SemanticMoments: Training-Free Motion Similarity via Third Moment Features
This addresses the unsolved problem of semantic motion retrieval for video analysis, offering a scalable solution with potential broad impact in video understanding.
The paper tackled the problem of retrieving videos based on semantic motion by introducing the SimMotion benchmarks to show existing models' bias toward static appearance, and proposed SemanticMoments, a training-free method using temporal statistics that outperformed existing methods across benchmarks.

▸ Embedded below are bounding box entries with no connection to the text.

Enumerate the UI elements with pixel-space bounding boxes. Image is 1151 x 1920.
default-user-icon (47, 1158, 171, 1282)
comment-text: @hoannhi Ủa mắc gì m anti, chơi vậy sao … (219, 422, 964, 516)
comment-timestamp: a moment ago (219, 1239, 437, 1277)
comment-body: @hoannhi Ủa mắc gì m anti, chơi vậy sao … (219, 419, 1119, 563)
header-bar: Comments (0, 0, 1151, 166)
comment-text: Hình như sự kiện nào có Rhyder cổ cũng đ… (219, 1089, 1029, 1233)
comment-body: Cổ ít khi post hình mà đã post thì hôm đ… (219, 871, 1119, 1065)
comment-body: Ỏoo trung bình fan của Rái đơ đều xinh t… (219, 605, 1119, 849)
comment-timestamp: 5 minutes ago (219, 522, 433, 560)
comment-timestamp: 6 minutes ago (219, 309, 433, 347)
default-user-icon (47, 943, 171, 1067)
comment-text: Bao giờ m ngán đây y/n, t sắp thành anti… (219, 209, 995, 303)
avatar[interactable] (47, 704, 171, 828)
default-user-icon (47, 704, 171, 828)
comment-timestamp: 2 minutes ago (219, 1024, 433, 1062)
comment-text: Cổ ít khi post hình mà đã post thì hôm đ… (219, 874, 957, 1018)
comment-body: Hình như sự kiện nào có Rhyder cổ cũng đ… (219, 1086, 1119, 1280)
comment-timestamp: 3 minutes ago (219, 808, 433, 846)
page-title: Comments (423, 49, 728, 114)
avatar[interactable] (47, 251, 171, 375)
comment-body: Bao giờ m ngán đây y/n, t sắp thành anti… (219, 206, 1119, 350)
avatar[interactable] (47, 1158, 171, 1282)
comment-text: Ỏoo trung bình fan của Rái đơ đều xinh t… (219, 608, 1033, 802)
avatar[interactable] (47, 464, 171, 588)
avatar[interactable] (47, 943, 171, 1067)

Retrieving videos based on semantic motion is a fundamental, yet unsolved, problem. Existing video representation approaches overly rely on static appearance and scene context rather than motion dynamics, a bias inherited from their training data and objectives. Conversely, traditional motion-centric inputs like optical flow lack the semantic grounding needed to understand high-level motion. To demonstrate this inherent bias, we introduce the SimMotion benchmarks, combining controlled synthetic data with a new human-annotated real-world dataset. We show that existing models perform poorly on these benchmarks, often failing to disentangle motion from appearance. To address this gap, we propose SemanticMoments, a simple, training-free method that computes temporal statistics (specifically, higher-order moments) over features from pre-trained semantic models. Across our benchmarks, SemanticMoments consistently outperforms existing RGB, flow, and text-supervised methods. This demonstrates that temporal statistics in a semantic feature space provide a scalable and perceptually grounded foundation for motion-centric video understanding.